Step 3 — Estimate Storage

storage = daily_writes × record_size × retention_days

Example — Tweet storage:

Tweets/day = 1,000 QPS × 86,400 = ~86M tweets/day
Record size = 280 bytes text + 200 bytes metadata ≈ 500 bytes
Storage/day = 86M × 500B = ~43 GB/day
5-year storage = 43 GB × 365 × 5 ≈ 78 TB

Step 4 — Estimate Bandwidth

bandwidth = QPS × avg_payload_size

Example — Image upload service:

Write QPS = 1,000
Avg image size = 2 MB
Write bandwidth = 1,000 × 2 MB = 2 GB/s ← needs chunking + CDN!

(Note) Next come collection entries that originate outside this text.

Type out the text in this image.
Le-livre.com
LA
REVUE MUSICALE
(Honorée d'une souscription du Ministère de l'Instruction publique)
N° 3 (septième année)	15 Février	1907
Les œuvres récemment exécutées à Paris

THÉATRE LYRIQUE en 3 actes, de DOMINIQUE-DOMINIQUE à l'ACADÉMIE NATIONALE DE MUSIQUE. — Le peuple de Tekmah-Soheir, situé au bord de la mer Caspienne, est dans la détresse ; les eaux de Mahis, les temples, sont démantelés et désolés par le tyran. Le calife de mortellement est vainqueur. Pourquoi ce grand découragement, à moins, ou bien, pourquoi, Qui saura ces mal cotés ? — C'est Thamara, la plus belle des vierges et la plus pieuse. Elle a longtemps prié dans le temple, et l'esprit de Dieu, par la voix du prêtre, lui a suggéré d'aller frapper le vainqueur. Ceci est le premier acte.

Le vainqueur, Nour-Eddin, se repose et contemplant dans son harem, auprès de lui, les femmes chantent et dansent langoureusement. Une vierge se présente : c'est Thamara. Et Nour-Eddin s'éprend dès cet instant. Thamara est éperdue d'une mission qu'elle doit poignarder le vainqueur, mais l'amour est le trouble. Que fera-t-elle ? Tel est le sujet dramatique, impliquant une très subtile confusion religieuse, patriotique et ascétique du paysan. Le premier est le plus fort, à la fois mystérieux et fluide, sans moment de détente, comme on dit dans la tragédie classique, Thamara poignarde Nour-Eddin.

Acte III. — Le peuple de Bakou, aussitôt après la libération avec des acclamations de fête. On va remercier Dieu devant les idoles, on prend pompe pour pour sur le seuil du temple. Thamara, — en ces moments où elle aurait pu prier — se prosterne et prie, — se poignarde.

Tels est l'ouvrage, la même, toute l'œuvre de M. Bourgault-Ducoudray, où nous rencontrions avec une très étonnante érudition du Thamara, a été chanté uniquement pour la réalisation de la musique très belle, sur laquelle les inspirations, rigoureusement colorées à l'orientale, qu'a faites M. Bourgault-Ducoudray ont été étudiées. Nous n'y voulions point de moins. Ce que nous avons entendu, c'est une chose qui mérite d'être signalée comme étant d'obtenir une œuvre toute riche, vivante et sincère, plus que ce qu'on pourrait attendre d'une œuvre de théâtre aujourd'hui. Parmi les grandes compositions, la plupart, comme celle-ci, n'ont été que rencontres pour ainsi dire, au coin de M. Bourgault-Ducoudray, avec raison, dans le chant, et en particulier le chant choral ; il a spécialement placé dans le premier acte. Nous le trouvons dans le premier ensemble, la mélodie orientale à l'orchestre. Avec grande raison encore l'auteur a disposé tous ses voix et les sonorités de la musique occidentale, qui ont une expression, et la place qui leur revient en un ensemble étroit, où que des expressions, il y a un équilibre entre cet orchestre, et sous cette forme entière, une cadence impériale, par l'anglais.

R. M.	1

Step 5 — Estimate Memory (for caching)

cache_size = hot_data_fraction × total_dataset_size

Example — URL shortener (60M URLs, 20% hot):

Avg URL size = 100 bytes
Total = 60M × 100 = 6 GB
Cache (20%) = 1.2 GB ← fits in one Redis node

Worked Examples

URL Shortener (bit.ly)

  • 100M DAU, 1% write, 99% read
  • Write QPS: 100M × 0.01 / 86400 ≈ 12 QPS
  • Read QPS: 100M × 99 × 0.01 / 86400 ≈ 1,150 QPS
  • Storage: 12 QPS × 86400 × 365 × 5 years × 100 bytes ≈ 1.8 TB
  • Cache: top 20% URLs = small, single Redis node sufficient

Video Streaming (YouTube-like)

  • 1B DAU, 0.1% upload, 10 views/user/day, avg 5 min video
  • Uploads/day: 1B × 0.001 = 1M uploads
  • Upload bandwidth: 1M × 300 MB / 86400 ≈ 3.5 TB/s (needs massive CDN)
  • Storage (with 3 encoding resolutions): 1M × 300 MB × 3 ≈ 900 TB/day

Chat App (WhatsApp-like)

  • 500M DAU, 40 messages/user/day, avg 100 bytes/message
  • Message QPS: 500M × 40 / 86400 ≈ 230,000 msg/s
  • Storage: 500M × 40 × 100 = 2 TB/day
  • With 30-day retention: 60 TB

Capacity Planning Checklist

  • Estimated peak QPS (read & write)
  • Storage growth rate (daily, annually)
  • Network bandwidth requirement
  • Number of servers needed (QPS / throughput_per_server)
  • Cache size requirement
  • Database sizing (RAM for working set)
  • Identify bottleneck component

Number of Servers Estimation

servers = peak_QPS / QPS_per_server

For Spring Boot service at ~10,000 RPS per instance:

30,000 peak QPS → 3 instances + headroom → 5 instances

Interview Questions

  1. Estimate the QPS and storage for a Twitter-like service with 300M DAU.
  2. You need to store 1M images per day. How much storage do you need in 5 years?
  3. A feature requires reading 1 KB per request at 50,000 RPS. What's the bandwidth? Can a single server handle it?
  4. How would you estimate the number of servers needed for a new service?
  5. What's the working set size of a database and why does it matter for memory planning?
  6. How do you estimate cache hit rate and what affects it?